TheEvergreenStateCollege / smarty-plants

Plant genome sequencing
2 stars 2 forks source link

suffix trees for finding largest common substring #3

Open AbyssalRemark opened 4 months ago

AbyssalRemark commented 4 months ago

Suffix trees are a clever way of holding strings that allows us to do really fast string operations such as, longest common sub-string. As well as others. It might make sense to construct our data into suffix trees to allow us to construct the graph more efficiently.

Here is a picture from wikipedia

Suffix_tree_BANANA svg (lets see if that works)

I read a paper a while back talking about relaxing the definition of suffix trees to allow it to be even faster for the express purpose of mRNA seq (should be true for DNA too)

Will add that paper once I find it.

AbyssalRemark commented 4 months ago

This might be it. https://www.ncbi.nlm.nih.gov/pmc/articles/PMC6929406/ This talks about a de novo which is assembling without a scaffold to build from. Which is in part what were doing.

tw-edu commented 4 months ago

Are you proposing we use Suffix Trees for the assembly? It seems the main paper in the repo proposes using de Bruijn Graphs so I'm just curious what the pros/cons would be with each method.

https://www.pnas.org/doi/10.1073/pnas.171285098

AbyssalRemark commented 4 months ago

Are you proposing we use Suffix Trees for the assembly? It seems the main paper in the repo proposes using de Bruijn Graphs so I'm just curious what the pros/cons would be with each method.

https://www.pnas.org/doi/10.1073/pnas.171285098

So. Yea thats what this paper is talking about. Thats the relaxed part of things. Its an option sure. But im more interested in them for there general ease of string operations.

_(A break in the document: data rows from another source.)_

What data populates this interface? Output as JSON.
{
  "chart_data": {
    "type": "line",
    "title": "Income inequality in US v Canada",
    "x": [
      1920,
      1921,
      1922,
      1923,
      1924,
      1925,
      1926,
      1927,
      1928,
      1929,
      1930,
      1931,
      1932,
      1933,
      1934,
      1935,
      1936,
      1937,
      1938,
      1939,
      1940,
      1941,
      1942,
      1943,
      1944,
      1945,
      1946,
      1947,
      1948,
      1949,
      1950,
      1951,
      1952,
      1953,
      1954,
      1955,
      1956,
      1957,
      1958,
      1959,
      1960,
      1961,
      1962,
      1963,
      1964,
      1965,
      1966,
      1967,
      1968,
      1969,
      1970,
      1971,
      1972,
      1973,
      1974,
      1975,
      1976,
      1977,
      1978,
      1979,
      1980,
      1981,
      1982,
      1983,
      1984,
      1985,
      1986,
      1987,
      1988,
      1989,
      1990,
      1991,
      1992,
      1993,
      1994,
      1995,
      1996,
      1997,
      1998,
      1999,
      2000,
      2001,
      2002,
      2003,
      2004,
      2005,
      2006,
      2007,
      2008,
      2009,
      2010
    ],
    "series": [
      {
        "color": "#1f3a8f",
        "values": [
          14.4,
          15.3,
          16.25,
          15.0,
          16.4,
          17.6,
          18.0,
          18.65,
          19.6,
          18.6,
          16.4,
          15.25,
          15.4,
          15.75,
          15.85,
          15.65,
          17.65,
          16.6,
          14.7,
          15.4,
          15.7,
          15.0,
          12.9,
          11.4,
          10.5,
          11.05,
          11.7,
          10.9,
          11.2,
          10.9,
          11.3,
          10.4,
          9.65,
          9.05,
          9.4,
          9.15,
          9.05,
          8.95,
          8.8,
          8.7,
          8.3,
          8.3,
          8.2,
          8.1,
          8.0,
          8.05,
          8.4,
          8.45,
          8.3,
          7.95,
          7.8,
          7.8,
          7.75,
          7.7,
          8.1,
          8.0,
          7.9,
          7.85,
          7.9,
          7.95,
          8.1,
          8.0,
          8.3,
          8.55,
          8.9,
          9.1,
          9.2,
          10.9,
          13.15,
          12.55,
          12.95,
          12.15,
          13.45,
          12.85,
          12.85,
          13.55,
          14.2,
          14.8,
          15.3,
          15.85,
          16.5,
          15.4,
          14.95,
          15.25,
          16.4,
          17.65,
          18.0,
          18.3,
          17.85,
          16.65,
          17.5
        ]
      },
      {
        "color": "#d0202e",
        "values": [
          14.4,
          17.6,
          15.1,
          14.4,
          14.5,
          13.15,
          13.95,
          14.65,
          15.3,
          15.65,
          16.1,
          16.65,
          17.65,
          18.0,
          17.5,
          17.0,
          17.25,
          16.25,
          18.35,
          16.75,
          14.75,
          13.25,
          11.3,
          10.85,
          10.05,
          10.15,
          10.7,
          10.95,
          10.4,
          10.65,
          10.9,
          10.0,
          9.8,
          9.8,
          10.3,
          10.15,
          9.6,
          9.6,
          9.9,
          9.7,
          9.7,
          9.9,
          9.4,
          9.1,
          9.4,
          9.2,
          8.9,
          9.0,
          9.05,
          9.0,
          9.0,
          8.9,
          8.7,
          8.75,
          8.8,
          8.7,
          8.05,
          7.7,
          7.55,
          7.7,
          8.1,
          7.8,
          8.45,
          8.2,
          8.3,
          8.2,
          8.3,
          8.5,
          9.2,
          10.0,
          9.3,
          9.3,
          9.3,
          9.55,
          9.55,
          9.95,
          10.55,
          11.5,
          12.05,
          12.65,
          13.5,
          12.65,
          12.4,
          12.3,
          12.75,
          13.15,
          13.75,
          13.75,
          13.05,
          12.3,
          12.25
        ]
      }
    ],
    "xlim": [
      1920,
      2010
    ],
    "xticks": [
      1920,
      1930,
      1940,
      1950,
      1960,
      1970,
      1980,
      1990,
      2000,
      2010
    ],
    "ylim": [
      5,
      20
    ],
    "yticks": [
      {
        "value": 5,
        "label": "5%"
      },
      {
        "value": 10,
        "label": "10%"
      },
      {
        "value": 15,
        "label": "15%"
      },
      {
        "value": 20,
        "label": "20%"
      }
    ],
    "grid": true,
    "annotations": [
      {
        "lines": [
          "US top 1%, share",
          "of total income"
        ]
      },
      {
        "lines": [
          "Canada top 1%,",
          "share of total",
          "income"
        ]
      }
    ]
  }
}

If we're checking forwards and backward and inversed (and inversed backwards) then the cost of getting our data into a suffix tree (I hope) makes the string operations less time consuming. Upfront data storage cost to save on the countless comparisons per data points.

But, we should totally look into things more.

AbyssalRemark commented 4 months ago

Update. According to Nancy in an email she sent out today: Our data should all be pointing the same direction according to our extraction methods. If we have DNA then we still could have the inverse (I think), but if we do have RNA (which is only one strand) then we need only check once in which case we get no benefit from suffix trees. (I still might make em for funzies because there kinda cool)

learner-long-life commented 4 months ago

Nice find for suffix trees, I'm learning about them now. Is longest-common-substring (LCS) finding using them useful for both de novo assembly and read alignment? It seems so to me.